Marie concluded her letter by emphasizing that the Bible should be the only authority and source of Christian doctrine. She warned against false prophets and the Roman church’s practices of pilgrimages, devotion to images, indulgences and veneration of saints. Marie defended the truth that salvation came through faith in Christ alone.
Four hundred copies of the Epistle were printed in Geneva, but only two have survived. The authorities were not pleased with Marie’s attacks on the Council and defense of Calvin and Farel; they had the printer Jean Girard arrested, and the copies in his shop were seized. Marie’s husband, Antoine Froment, went before the Council to vouch for the orthodoxy of the book, to no avail.
Geneva later reconsidered its expulsion of Calvin, and he returned to minister in the city in 1541, famously continuing his exegetical preaching at the same passage where he had left off three years before. During 1554-1555, he preached 54 sermons on I Timothy, which were published in 1561. Calvin asked Marie to write a preface to his sermon in women’s apparel.
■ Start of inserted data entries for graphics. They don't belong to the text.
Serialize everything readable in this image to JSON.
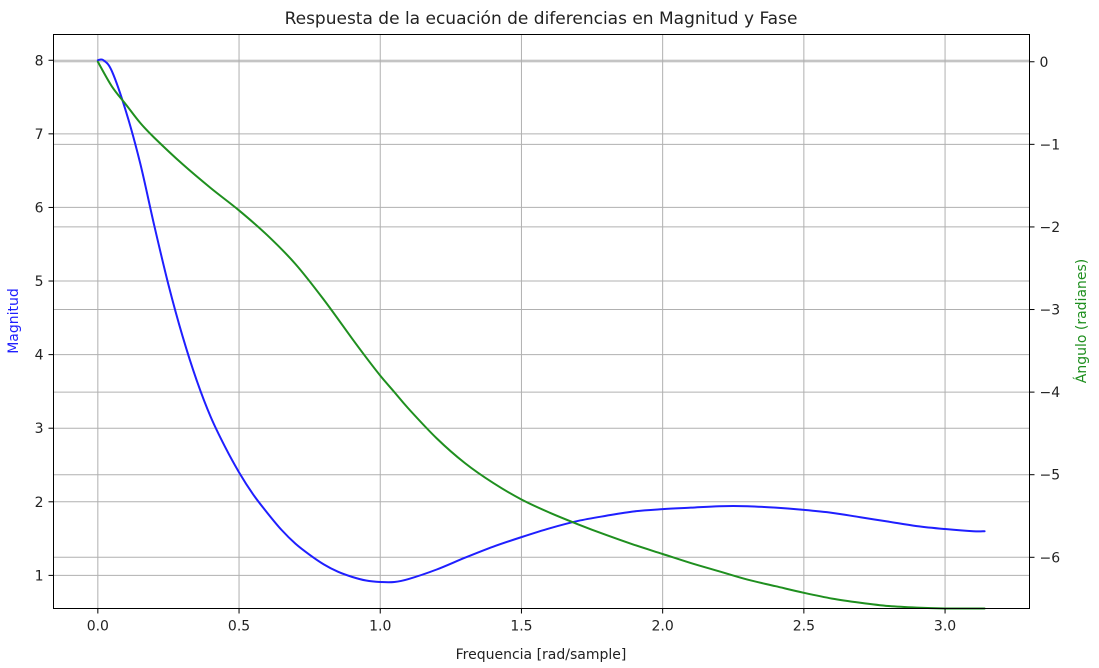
{
  "chart_data": {
    "type": "line",
    "title": "Respuesta de la ecuación de diferencias en Magnitud y Fase",
    "xlabel": "Frequencia [rad/sample]",
    "ylabel": "Magnitud",
    "y2label": "Ángulo (radianes)",
    "xlim": [
      -0.157,
      3.299
    ],
    "ylim": [
      0.55,
      8.35
    ],
    "y2lim": [
      -6.62,
      0.33
    ],
    "xticks": [
      0.0,
      0.5,
      1.0,
      1.5,
      2.0,
      2.5,
      3.0
    ],
    "xtick_labels": [
      "0.0",
      "0.5",
      "1.0",
      "1.5",
      "2.0",
      "2.5",
      "3.0"
    ],
    "yticks": [
      1,
      2,
      3,
      4,
      5,
      6,
      7,
      8
    ],
    "ytick_labels": [
      "1",
      "2",
      "3",
      "4",
      "5",
      "6",
      "7",
      "8"
    ],
    "y2ticks": [
      0,
      -1,
      -2,
      -3,
      -4,
      -5,
      -6
    ],
    "y2tick_labels": [
      "0",
      "−1",
      "−2",
      "−3",
      "−4",
      "−5",
      "−6"
    ],
    "grid": true,
    "series": [
      {
        "axis": "left",
        "color": "#1f1fff",
        "x": [
          0.0,
          0.02,
          0.05,
          0.1,
          0.15,
          0.2,
          0.25,
          0.3,
          0.35,
          0.4,
          0.45,
          0.5,
          0.55,
          0.6,
          0.65,
          0.7,
          0.75,
          0.8,
          0.85,
          0.9,
          0.95,
          1.0,
          1.05,
          1.1,
          1.2,
          1.3,
          1.4,
          1.5,
          1.6,
          1.7,
          1.8,
          1.9,
          2.0,
          2.1,
          2.2,
          2.3,
          2.4,
          2.5,
          2.6,
          2.7,
          2.8,
          2.9,
          3.0,
          3.1,
          3.14
        ],
        "values": [
          8.0,
          8.0,
          7.85,
          7.3,
          6.6,
          5.75,
          4.95,
          4.25,
          3.65,
          3.15,
          2.75,
          2.4,
          2.1,
          1.85,
          1.62,
          1.43,
          1.28,
          1.15,
          1.05,
          0.98,
          0.93,
          0.91,
          0.91,
          0.95,
          1.08,
          1.24,
          1.39,
          1.52,
          1.64,
          1.74,
          1.81,
          1.87,
          1.9,
          1.92,
          1.94,
          1.94,
          1.92,
          1.89,
          1.85,
          1.79,
          1.73,
          1.67,
          1.63,
          1.6,
          1.6
        ]
      },
      {
        "axis": "right",
        "color": "#1f8f1f",
        "x": [
          0.0,
          0.05,
          0.1,
          0.15,
          0.2,
          0.3,
          0.4,
          0.5,
          0.6,
          0.7,
          0.8,
          0.9,
          0.95,
          1.0,
          1.05,
          1.1,
          1.2,
          1.3,
          1.4,
          1.5,
          1.6,
          1.7,
          1.8,
          1.9,
          2.0,
          2.1,
          2.2,
          2.3,
          2.4,
          2.5,
          2.6,
          2.7,
          2.8,
          2.9,
          3.0,
          3.14
        ],
        "values": [
          0.0,
          -0.3,
          -0.52,
          -0.74,
          -0.92,
          -1.24,
          -1.53,
          -1.8,
          -2.1,
          -2.45,
          -2.88,
          -3.35,
          -3.58,
          -3.8,
          -4.0,
          -4.2,
          -4.56,
          -4.86,
          -5.1,
          -5.3,
          -5.46,
          -5.6,
          -5.73,
          -5.85,
          -5.96,
          -6.07,
          -6.17,
          -6.27,
          -6.35,
          -6.43,
          -6.5,
          -6.55,
          -6.59,
          -6.61,
          -6.62,
          -6.62
        ]
      }
    ]
  }
}
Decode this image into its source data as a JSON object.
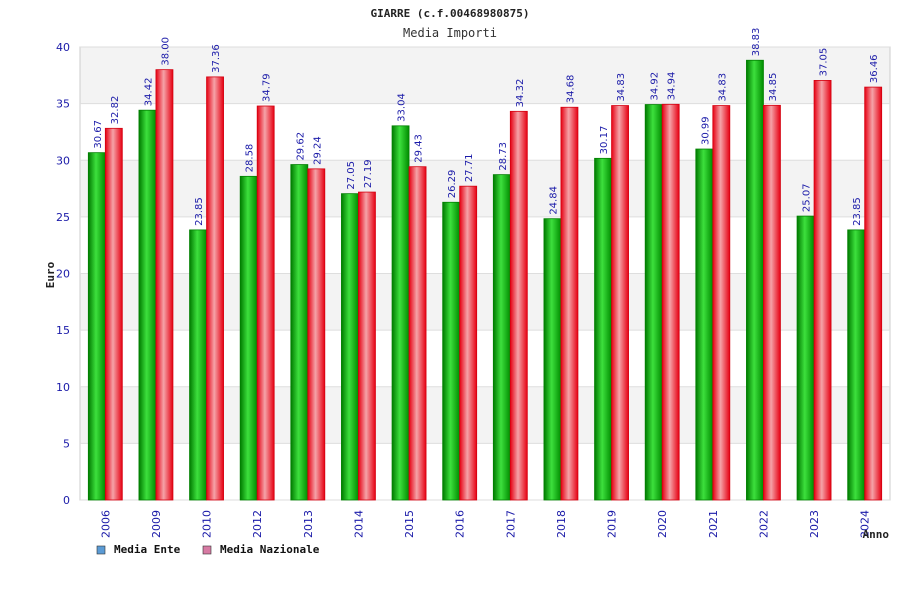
{
  "chart_data": {
    "type": "bar",
    "title": "GIARRE (c.f.00468980875)",
    "subtitle": "Media Importi",
    "xlabel": "Anno",
    "ylabel": "Euro",
    "ylim": [
      0,
      40
    ],
    "yticks": [
      "0",
      "5",
      "10",
      "15",
      "20",
      "25",
      "30",
      "35",
      "40"
    ],
    "categories": [
      "2006",
      "2009",
      "2010",
      "2012",
      "2013",
      "2014",
      "2015",
      "2016",
      "2017",
      "2018",
      "2019",
      "2020",
      "2021",
      "2022",
      "2023",
      "2024"
    ],
    "series": [
      {
        "name": "Media Ente",
        "legend_color": "#5b9bd5",
        "color": "#00b400",
        "values": [
          30.67,
          34.42,
          23.85,
          28.58,
          29.62,
          27.05,
          33.04,
          26.29,
          28.73,
          24.84,
          30.17,
          34.92,
          30.99,
          38.83,
          25.07,
          23.85
        ],
        "labels": [
          "30.67",
          "34.42",
          "23.85",
          "28.58",
          "29.62",
          "27.05",
          "33.04",
          "26.29",
          "28.73",
          "24.84",
          "30.17",
          "34.92",
          "30.99",
          "38.83",
          "25.07",
          "23.85"
        ]
      },
      {
        "name": "Media Nazionale",
        "legend_color": "#d77aa3",
        "color": "#e8141e",
        "values": [
          32.82,
          38.0,
          37.36,
          34.79,
          29.24,
          27.19,
          29.43,
          27.71,
          34.32,
          34.68,
          34.83,
          34.94,
          34.83,
          34.85,
          37.05,
          36.46
        ],
        "labels": [
          "32.82",
          "38.00",
          "37.36",
          "34.79",
          "29.24",
          "27.19",
          "29.43",
          "27.71",
          "34.32",
          "34.68",
          "34.83",
          "34.94",
          "34.83",
          "34.85",
          "37.05",
          "36.46"
        ]
      }
    ],
    "grid": true,
    "legend_position": "bottom-left"
  }
}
Marie exhorted women to avoid materialism and covetousness in dress:
You will find that those who are the most concerned about adorning their bodies, are little concerned that their spirits be adorned with true, solid virtues. As for us, we should not seek the ornament of garments, but of good behavior. As for women, who are in that regard more covetous than men, may they understand that too much daring has always been associated with immodesty; likewise, on the contrary, simplicity in clothes has always been a mark of chastity and continence.[3]
Marie died in 1561, the year this last work was published. She is recognized today as a woman’s voice for the Scripture during Geneva’s Reformation.
Endnotes
[1] Marie Dentiére. Epistle to Marguerite de Navarre & Preface to a Sermon by John Calvin, ed. & trans. Mary McKinley. University of Chicago Press, 2004, 6.
[2] Epistle to Marguerite, 53-54.
[3] Epistle to Marguerite de Navarre and Preface to a Sermon by John Calvin 93.